The following example depicts how you would manage secrets used to authenticate with external systems you may be tapping into to retrieve data for streaming and processing through an API or integration.

You will need to create environment variables and reference them in the TurbinePy code by passing an additional parameter into the process method used.

# Register API Secret
turbine.register_secrets("PWD")

# Deploy function with source as input
enriched = await turbine.process(records, enrich_data)

app.json

This file serves as a configuration file, used by the Meroxa CLI and Platform to attain information about your streaming app. Upon initialization of a streaming app, the CLI will scaffold the file for you with available options:

{
  "name": "liveapp",
  "language": "python",
  "environment": "common",
  "resources": {
    "source_name": "fixtures/path"
  }
}

Name — The name of your application. It is set upon initializing your streaming app and should not change.

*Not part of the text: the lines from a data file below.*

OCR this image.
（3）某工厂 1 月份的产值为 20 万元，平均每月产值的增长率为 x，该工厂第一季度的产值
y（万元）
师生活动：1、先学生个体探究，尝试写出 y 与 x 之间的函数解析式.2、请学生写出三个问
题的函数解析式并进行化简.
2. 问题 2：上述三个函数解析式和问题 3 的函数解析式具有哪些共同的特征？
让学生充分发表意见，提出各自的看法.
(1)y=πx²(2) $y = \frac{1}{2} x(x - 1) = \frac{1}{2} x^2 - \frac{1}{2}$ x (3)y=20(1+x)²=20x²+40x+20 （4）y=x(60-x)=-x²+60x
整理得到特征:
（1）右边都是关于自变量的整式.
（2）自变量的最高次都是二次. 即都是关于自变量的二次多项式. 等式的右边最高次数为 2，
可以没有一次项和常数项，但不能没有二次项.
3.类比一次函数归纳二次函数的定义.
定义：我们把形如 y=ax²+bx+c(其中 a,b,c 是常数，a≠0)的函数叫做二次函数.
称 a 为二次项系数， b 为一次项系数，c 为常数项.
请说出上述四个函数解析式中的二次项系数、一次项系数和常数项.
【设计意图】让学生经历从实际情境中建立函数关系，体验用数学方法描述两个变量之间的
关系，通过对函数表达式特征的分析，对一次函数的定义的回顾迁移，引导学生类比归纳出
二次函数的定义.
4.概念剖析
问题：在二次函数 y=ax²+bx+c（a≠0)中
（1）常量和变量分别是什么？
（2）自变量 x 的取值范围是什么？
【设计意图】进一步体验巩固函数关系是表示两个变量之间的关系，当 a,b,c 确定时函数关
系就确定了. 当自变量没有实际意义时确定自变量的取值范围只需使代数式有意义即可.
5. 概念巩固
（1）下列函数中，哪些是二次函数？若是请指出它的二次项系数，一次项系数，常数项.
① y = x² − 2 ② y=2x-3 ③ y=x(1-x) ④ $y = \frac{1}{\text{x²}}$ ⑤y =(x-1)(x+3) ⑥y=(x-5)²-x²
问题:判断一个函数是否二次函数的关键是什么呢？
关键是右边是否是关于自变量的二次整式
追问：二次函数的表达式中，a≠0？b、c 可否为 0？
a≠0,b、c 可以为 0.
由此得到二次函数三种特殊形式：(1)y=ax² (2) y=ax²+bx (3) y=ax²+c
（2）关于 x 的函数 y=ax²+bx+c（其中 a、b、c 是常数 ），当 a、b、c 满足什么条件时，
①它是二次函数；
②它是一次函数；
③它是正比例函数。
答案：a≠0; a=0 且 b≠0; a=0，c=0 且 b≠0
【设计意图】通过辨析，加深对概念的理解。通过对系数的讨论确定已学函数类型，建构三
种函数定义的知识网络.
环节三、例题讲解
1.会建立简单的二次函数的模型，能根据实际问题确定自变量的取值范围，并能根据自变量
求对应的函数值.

Language — The language your streaming app will be written in. It is set upon initializing your streaming app and should not change.

Environmentcommon is the only available environment for streaming apps. The Meroxa Platform does have the ability to create isolated environments but this feature is currently in private beta.

Resources — These are the named systems and databases that you'll use in your streaming app. The source_name needs to match the name of the Source Resource that you create on Meroxa Platform running the meroxa resources create command with the Meroxa CLI or Dashboard. You can point to the path in the fixtures that'll be used to mock the Resource when you run meroxa apps run.

The source_name string should map to a Resource name in your app.json to map the Resource variable tied to the .records method to a fixture file in your /fixtures/.

Unit Testing

Those familiar with software development are likely already in the habit of writing unit tests. We encourage you to follow this convention throughout the development process to ensure each unit of code works as expected and as a way to identify any issues or bugs early on.

Unit testing is language-specific, you may use any testing framework of your choice.